Ces résultats suggèrent que, même si les conditions de température et d’humidité sont favorables aux activités microbiennes, le carbone organique présent dans les couches profondes ne contient pas assez d’énergie disponible pour alimenter des populations microbiennes actives et donc la production d’enzymes qui vont décomposer le carbone. L’existence de cette barrière énergétique pourrait donc réduire l’effet du réchauffement global sur la décomposition de ces larges réserves de carbone profond, en contradiction avec l’effet prévu par les modèles actuels qui se basent sur l’accélération des vitesses de réactions enzymatiques avec l’augmentation de la température (théorie d’Arrhenius). Stocker le carbone dans les couches profondes constitue une alternative intéressante, car stable à long terme, aux approches actuelles qui se basent sur un stockage du carbone à court terme sous forme de biomasse végétale ou de carbone organique dans les couches de surface du sol.

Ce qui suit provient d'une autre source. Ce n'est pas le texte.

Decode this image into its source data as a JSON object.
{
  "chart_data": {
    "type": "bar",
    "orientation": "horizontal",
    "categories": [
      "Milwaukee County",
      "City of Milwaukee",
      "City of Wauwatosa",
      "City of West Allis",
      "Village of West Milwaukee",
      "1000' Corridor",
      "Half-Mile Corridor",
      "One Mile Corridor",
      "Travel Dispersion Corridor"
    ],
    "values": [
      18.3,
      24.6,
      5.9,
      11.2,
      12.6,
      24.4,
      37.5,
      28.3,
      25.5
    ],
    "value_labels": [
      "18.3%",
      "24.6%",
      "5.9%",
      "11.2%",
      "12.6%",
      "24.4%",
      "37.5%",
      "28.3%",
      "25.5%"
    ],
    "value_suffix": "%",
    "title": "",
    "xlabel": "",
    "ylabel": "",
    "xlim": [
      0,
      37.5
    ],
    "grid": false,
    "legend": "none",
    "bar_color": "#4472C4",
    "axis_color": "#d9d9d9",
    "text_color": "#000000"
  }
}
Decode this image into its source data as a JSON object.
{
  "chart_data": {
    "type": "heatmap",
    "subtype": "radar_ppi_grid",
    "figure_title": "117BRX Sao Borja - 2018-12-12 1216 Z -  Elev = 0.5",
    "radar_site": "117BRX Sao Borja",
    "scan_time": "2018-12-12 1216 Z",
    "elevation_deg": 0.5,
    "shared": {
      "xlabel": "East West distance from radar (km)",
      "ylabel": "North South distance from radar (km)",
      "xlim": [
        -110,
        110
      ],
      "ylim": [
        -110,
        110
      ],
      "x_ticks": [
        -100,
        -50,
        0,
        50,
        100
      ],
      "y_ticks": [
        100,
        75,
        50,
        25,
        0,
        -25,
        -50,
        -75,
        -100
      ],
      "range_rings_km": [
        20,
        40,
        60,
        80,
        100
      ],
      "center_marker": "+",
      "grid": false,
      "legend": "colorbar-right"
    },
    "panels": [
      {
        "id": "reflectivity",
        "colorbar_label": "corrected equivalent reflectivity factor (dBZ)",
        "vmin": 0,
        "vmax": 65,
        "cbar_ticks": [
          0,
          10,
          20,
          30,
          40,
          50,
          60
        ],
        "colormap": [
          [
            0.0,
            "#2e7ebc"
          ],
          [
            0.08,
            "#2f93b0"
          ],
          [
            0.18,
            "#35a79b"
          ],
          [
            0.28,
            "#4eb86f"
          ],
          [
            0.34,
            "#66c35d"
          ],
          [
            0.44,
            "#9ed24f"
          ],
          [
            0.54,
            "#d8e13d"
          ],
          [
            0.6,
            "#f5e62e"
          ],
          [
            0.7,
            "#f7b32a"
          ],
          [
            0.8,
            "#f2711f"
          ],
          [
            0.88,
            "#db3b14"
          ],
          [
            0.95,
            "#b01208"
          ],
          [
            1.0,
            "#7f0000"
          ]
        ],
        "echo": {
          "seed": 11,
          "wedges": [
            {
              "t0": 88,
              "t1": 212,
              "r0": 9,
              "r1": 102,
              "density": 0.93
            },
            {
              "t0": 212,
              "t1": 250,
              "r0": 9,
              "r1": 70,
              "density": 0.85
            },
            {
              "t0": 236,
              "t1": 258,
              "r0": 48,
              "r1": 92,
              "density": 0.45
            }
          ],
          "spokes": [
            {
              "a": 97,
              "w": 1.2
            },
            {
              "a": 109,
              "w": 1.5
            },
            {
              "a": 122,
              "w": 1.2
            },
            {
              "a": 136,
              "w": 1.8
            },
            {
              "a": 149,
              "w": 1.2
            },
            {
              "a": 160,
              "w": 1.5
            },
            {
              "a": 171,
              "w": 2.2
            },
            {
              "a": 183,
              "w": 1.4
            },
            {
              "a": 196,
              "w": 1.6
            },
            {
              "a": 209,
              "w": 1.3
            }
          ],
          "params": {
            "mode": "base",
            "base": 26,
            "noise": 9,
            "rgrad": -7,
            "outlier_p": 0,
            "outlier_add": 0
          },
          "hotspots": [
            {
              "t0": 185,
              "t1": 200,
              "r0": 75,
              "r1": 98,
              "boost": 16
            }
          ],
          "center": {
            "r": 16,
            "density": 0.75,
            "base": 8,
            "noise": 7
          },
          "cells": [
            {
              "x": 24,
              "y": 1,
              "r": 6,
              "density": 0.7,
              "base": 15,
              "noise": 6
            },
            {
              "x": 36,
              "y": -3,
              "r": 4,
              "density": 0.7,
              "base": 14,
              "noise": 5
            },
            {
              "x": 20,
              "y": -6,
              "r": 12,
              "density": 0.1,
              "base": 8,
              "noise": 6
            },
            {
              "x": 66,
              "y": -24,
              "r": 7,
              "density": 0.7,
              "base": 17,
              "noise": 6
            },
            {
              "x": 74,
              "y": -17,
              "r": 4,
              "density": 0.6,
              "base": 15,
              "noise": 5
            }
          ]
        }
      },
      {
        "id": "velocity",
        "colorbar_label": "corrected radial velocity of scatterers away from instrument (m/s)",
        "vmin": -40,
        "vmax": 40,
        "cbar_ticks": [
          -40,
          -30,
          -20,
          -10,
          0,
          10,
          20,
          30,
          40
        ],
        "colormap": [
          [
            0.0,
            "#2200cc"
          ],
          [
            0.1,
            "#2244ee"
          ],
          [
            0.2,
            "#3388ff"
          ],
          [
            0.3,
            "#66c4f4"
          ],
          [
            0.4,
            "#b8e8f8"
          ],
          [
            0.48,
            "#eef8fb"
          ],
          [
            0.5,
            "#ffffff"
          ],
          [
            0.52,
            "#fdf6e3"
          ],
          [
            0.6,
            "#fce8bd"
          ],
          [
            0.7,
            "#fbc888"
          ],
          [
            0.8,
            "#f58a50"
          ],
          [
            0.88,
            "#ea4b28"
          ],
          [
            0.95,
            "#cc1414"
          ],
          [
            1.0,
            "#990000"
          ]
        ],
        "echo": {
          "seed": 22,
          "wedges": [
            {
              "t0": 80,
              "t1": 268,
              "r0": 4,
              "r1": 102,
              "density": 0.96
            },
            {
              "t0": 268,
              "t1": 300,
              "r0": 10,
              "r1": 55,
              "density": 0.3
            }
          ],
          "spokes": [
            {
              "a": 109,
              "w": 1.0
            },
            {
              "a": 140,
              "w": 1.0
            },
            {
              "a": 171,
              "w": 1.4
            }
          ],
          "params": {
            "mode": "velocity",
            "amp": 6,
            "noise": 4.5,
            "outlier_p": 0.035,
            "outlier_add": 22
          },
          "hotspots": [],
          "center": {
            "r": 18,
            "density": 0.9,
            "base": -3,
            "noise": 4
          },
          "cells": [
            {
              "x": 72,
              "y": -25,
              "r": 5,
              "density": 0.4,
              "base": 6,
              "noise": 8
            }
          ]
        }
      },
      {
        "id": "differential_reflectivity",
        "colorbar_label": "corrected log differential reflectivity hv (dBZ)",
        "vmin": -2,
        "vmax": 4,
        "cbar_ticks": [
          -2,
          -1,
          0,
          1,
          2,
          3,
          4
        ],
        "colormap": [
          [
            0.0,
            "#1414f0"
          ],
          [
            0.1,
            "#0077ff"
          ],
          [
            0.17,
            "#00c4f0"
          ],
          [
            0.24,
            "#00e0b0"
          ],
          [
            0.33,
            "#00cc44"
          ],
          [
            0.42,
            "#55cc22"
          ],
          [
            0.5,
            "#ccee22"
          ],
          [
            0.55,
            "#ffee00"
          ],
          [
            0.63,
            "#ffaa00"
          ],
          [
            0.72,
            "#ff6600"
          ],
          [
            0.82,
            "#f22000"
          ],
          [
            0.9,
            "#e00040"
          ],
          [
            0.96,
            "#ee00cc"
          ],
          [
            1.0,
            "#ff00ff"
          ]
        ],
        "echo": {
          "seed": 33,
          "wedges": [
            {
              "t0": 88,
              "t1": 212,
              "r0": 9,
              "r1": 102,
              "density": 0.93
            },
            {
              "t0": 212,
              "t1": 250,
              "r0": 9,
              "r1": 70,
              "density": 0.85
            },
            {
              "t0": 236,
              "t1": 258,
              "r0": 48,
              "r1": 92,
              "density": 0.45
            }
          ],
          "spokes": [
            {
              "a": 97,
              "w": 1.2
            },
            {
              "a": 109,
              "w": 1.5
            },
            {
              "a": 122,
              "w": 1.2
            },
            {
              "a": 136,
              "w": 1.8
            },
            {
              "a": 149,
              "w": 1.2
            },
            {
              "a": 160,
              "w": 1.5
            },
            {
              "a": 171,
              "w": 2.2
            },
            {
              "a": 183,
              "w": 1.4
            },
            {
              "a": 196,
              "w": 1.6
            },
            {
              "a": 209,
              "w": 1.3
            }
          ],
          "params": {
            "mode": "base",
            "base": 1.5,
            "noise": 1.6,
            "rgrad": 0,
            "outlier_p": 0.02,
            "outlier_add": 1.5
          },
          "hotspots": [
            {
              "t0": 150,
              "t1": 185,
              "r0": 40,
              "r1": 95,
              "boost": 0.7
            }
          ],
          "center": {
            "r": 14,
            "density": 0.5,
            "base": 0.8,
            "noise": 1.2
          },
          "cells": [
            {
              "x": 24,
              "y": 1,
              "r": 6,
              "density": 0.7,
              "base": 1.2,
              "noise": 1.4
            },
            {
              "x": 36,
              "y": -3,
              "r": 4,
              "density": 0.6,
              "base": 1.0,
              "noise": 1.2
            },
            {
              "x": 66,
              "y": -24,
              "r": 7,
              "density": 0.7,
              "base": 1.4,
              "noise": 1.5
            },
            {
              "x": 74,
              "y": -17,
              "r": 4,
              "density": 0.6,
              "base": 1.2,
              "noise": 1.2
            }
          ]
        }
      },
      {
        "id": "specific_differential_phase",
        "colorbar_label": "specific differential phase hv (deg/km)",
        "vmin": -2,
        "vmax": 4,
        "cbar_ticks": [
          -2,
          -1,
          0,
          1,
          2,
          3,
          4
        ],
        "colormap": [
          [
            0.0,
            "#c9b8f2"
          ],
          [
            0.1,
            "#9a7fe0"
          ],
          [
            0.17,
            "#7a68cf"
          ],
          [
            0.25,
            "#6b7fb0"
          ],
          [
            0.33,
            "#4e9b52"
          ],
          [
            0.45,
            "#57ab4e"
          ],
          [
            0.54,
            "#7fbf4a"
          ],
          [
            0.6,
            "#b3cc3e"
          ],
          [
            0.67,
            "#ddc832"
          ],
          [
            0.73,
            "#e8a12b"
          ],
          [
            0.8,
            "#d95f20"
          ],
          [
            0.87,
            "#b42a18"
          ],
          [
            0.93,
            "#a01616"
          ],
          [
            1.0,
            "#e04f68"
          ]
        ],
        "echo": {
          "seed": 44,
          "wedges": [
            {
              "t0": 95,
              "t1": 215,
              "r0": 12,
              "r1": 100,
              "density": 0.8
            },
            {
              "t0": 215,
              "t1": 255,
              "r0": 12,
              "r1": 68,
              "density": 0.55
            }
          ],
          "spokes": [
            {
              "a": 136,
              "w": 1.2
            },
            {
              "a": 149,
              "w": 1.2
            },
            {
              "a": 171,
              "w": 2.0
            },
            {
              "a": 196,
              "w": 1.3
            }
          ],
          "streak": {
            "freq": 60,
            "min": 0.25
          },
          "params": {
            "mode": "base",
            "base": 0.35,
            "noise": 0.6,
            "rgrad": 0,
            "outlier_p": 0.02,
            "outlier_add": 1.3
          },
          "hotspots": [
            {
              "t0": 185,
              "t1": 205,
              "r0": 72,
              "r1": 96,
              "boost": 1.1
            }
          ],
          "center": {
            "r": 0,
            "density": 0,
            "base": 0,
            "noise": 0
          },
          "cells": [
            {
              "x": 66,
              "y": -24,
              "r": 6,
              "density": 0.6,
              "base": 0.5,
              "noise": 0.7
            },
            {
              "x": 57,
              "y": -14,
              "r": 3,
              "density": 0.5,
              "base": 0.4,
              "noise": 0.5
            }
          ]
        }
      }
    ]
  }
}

Réversibilité du stockage dans les couches profondes
Ces résultats montrent aussi que la décomposition du carbone organique profond peut être réactivée, comme réalisée par les chercheurs. Cela signifie que les changements d’utilisation des terres et des pratiques agricoles qui favorisent une pénétration des racines et de leurs dépôts de litière en profondeur (par exemple, le travail du sol profond ou l'utilisation de plantes résistantes à la sécheresse à racines profondes) pourraient stimuler la perte de ce carbone ancien. Des recherches complémentaires dans d’autres types de sol devraient compléter ces résultats en vue de les valider à une échelle plus générale. Cependant, étant donné que la décomposition microbienne est limitée par la disponibilité en énergie dans de nombreux sols et que la faible disponibilité des litières en profondeur repose sur une propriété fondamentale des écosystèmes (les plantes vivent et déposent leur litière en surface), les chercheurs estiment que ces résultats sont généralisables à de nombreux sols, à l'exclusion des sols inondés ou gelés, dans lesquels la décomposition microbienne est limitée par d’autres facteurs."